Los dos bobbies 'ingleses' que andan en la calle desarmados como en Oxford Street y se hablan entre sí no sólo en español, sino en un marcadísimo acento andaluz. Parecen dos personajes en un carnaval de disfraces. Hasta que uno se da cuenta de que todo el mundo habla andaluz: las madres en las pequeñas plazas (todo es en miniatura en Gibraltar) paseando sus bebés; los adolescentes saliendo del colegio; los taxistas, que todos se llaman Paco o Pepe o Jesús, y que compran su gasolina en una estación de servicio de la empresa CEPSA; las tres señoras musulmanas entrando, con las caras cubiertas, a hacer compras en Marks&Spencer; el señor judío, pelirrojo barbudo con la gorrita en la cabeza, discutiendo animadamente con un amigo en la calle -tal vez acerca del fútbol- posiblemente sea integrante o de la Peña Madridista o de la Barcelonista, que coexisten en Gibraltar en un ambiente de relativa paz.

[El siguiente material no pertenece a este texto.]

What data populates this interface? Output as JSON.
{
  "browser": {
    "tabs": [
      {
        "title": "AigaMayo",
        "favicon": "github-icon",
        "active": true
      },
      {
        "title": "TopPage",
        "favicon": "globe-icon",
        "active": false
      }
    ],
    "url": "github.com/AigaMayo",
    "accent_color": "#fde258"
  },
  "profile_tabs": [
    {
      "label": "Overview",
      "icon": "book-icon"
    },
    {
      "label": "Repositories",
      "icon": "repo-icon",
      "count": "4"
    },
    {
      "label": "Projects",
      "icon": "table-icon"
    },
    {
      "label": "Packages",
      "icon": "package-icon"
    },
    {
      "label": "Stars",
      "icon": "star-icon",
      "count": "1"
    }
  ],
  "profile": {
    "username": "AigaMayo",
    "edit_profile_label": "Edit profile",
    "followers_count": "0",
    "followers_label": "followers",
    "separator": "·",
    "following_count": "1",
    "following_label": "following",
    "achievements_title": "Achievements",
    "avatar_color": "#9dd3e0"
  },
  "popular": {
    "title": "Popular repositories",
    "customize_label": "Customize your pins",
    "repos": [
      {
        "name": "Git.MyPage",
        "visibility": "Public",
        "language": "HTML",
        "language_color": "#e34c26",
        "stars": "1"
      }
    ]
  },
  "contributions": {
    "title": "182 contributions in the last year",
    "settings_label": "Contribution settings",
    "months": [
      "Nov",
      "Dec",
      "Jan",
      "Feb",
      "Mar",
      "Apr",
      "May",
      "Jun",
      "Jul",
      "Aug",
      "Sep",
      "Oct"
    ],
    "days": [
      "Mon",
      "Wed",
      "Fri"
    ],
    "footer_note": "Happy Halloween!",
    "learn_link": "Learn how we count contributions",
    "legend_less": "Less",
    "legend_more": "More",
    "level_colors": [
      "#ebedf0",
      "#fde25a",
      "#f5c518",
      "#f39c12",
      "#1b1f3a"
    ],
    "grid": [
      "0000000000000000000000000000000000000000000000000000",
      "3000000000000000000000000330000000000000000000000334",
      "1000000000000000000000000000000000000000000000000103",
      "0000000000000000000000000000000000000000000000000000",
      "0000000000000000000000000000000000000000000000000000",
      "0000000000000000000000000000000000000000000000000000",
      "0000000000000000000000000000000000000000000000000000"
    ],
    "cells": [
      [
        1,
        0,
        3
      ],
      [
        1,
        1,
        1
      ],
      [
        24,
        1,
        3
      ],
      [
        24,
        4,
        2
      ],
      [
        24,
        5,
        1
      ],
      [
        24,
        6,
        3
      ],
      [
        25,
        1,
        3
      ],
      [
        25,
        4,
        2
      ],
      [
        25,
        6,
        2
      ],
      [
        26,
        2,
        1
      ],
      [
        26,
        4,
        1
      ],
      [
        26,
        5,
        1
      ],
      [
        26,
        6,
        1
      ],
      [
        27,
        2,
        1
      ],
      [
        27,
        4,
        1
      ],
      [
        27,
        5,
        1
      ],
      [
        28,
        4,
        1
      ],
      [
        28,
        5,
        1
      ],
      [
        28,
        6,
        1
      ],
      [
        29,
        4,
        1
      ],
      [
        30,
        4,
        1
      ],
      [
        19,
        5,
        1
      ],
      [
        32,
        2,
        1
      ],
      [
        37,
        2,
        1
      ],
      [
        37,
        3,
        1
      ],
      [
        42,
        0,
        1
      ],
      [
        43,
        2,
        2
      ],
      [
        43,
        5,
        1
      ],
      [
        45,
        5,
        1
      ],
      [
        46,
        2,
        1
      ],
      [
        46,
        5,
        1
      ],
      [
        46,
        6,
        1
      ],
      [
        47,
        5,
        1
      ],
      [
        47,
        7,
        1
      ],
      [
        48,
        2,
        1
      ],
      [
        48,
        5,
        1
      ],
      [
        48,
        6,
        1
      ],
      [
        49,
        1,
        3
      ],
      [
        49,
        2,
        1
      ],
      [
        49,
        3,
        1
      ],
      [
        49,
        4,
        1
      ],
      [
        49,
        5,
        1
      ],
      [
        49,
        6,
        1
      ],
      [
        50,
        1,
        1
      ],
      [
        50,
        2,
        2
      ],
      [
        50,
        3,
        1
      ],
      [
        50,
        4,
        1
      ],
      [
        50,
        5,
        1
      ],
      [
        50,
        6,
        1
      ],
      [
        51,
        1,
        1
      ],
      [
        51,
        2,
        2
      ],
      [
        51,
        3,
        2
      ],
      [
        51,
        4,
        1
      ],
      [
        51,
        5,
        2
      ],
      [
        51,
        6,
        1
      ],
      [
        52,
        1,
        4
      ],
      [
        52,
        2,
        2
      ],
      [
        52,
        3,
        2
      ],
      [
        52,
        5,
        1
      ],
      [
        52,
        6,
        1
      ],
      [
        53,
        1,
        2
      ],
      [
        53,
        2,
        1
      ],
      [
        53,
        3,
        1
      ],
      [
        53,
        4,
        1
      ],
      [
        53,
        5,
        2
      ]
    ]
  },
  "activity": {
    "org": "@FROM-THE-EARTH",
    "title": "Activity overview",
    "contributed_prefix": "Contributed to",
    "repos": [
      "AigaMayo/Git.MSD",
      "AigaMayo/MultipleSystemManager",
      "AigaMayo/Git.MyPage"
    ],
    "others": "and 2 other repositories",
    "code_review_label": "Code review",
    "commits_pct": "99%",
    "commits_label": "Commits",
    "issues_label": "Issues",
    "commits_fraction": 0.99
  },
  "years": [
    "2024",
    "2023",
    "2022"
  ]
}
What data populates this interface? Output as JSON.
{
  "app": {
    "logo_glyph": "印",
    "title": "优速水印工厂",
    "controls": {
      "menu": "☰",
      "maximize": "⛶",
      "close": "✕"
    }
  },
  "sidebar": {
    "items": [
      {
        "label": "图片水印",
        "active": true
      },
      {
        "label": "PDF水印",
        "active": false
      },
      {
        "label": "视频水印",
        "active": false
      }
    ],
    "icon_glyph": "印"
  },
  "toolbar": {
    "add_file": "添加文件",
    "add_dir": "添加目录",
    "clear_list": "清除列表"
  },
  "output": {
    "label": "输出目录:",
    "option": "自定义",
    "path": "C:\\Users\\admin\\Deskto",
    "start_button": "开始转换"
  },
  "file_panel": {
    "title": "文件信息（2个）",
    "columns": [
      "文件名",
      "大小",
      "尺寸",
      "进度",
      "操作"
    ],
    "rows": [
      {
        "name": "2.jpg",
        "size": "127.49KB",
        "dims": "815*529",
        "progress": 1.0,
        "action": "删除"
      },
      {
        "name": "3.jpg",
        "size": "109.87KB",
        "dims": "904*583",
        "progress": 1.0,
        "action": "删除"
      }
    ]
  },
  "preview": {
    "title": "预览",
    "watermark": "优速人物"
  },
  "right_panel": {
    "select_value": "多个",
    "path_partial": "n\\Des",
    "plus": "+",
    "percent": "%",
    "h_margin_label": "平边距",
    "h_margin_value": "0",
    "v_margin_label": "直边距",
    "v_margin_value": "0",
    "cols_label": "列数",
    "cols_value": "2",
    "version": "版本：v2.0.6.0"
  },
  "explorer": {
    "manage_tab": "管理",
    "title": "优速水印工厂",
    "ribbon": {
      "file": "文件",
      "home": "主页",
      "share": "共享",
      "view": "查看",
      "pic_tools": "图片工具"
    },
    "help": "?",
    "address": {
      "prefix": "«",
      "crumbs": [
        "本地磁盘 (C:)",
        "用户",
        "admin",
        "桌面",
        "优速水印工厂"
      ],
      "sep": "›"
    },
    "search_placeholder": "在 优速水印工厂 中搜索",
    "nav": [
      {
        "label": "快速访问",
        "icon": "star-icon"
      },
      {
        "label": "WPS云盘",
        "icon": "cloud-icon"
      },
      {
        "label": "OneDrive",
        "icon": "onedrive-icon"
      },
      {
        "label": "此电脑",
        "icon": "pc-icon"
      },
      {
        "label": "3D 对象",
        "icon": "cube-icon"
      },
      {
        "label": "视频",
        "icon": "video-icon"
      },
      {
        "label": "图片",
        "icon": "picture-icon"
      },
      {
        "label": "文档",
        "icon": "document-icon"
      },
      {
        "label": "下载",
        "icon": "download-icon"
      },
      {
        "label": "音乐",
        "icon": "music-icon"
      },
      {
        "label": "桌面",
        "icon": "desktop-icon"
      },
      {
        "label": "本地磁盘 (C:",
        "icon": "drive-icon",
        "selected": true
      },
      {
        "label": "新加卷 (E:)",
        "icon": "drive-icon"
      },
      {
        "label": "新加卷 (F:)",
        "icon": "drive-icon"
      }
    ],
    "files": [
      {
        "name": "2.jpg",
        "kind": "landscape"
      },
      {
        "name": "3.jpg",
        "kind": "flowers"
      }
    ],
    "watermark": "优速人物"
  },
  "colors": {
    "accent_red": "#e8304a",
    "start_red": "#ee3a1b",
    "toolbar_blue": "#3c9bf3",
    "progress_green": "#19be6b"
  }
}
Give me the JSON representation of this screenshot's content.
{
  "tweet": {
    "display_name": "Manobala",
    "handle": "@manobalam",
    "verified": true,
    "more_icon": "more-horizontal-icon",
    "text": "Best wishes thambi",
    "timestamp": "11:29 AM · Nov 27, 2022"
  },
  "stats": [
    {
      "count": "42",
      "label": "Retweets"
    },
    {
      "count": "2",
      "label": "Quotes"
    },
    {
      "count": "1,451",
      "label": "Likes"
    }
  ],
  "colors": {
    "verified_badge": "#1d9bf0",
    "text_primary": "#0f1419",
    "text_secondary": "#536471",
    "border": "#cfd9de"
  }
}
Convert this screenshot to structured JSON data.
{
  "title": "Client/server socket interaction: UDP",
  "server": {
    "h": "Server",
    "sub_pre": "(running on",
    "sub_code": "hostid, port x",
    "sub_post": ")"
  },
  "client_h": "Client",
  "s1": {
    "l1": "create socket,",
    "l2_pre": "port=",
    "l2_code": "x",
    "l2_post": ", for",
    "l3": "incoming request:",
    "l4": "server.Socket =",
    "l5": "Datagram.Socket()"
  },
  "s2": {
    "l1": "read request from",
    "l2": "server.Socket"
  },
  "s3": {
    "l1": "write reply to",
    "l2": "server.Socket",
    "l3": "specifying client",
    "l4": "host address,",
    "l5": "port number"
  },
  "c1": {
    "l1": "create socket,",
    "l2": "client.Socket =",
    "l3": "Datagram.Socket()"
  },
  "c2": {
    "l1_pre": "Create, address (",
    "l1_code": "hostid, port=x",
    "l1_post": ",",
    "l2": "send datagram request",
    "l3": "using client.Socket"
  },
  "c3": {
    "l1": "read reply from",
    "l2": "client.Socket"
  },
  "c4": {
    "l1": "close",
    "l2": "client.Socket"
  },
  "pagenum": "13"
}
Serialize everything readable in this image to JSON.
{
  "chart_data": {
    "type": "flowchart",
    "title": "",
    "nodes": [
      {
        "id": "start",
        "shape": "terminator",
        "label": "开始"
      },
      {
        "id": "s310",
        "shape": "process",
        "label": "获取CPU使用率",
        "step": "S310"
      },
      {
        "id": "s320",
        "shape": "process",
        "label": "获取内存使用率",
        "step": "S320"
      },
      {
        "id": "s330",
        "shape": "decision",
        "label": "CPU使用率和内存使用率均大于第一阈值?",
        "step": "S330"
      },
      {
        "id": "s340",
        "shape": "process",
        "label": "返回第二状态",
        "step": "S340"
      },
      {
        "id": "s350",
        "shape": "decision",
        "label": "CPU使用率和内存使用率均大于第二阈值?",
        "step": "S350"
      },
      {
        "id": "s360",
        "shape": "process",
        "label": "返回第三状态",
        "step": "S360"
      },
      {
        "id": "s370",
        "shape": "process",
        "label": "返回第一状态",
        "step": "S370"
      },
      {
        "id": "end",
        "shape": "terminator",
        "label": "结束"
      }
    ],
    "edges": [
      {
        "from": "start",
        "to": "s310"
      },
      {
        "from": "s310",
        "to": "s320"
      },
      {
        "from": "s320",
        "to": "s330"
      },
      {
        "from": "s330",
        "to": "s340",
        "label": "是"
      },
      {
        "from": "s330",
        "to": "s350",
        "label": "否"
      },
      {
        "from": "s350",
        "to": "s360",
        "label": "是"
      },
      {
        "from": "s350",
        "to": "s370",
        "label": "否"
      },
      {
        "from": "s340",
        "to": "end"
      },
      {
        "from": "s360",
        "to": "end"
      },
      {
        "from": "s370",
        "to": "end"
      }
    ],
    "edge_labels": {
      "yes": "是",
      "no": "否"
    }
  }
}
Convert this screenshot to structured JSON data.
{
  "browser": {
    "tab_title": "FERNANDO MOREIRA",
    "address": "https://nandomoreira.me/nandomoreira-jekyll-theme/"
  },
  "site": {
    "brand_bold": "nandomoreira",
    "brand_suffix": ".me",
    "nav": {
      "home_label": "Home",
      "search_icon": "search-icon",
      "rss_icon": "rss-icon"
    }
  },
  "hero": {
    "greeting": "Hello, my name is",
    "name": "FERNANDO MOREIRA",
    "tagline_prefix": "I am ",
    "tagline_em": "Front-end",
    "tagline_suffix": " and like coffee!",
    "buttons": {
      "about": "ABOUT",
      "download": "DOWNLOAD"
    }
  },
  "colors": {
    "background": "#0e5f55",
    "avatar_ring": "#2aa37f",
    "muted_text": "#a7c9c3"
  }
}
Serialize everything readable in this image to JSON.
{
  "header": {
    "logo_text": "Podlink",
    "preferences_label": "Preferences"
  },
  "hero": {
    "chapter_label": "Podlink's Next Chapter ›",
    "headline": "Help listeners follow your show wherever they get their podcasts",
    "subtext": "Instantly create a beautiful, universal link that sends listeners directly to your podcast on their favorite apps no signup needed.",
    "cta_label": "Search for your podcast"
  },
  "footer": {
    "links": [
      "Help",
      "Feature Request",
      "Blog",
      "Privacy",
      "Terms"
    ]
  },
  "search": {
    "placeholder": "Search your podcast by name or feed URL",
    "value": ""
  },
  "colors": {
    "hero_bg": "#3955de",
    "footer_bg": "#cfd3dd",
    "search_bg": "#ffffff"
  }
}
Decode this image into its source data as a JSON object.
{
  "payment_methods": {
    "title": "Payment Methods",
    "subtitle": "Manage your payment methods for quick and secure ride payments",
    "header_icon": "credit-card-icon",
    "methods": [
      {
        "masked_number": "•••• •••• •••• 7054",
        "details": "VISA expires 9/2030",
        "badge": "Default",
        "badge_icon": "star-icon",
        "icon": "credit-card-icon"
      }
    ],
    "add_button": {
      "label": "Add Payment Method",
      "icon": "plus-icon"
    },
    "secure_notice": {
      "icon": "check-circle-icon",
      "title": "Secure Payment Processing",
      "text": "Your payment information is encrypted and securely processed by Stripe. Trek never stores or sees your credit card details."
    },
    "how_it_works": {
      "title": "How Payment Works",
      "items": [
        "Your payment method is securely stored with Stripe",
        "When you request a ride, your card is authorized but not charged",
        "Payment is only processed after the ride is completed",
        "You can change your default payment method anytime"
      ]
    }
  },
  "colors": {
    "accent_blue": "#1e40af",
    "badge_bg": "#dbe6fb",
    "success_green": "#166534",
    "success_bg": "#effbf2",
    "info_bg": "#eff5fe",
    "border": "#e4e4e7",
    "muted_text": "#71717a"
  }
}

Pero al hablar con estos personajes uno descubre que insisten, casi sin excepción, en que no son españoles, que son una mezcla de italianos, portugueses, malteses, ingleses y judíos, que tienen su propia identidad, 'como los americanos', forjada a lo largo de 300 años. Aunque nadie cuestiona que la cultura dominante sea la española. Lo que se demuestra, no sólo por el idioma o porque la gran mayoría de los gibraltareños son católicos, sino por la cantidad de gibraltareños que poseen casas o que directamente vive en España (del 20% que compone el grupo de élite, casi todos); y el hecho de que casi todo el mundo tiene parientes en España, que pasan los fines de semana en España, que prefieren la comida española a la inglesa, que hacen sus compras en supermercados españoles.

Es decir, que a la paranoia, por más comprensible que sea, que se detecta en el campo político hacia España se agrega la esquizofrenia en el terreno cultural. Odian a España y al mismo tiempo la aman.

'No queremos ser españoles pero nos encanta el jamón serrano', explica, con una sonrisa, John Bassadone, el presidente de una empresa internacional marítima con sede en Gibraltar. 'Queremos seguir siendo británicos pero vamos a España los fines de semana, y en el caso mío, todos los días. A todos nos gusta España, pero no queremos dejar de ser británicos. Ahora, entiendo que no podemos tenerlo todo para siempre. Que debemos de ser menos defensivos, relajarnos un poco, ser menos obsesivos y bajar la temperatura del debate porque en el clima actual si un político quiere sobrevivir lo que no puede hacer es dejar que digan que toma posiciones blandas hacia España. Tenemos que cambiar y abrirnos a nuevas ideas'.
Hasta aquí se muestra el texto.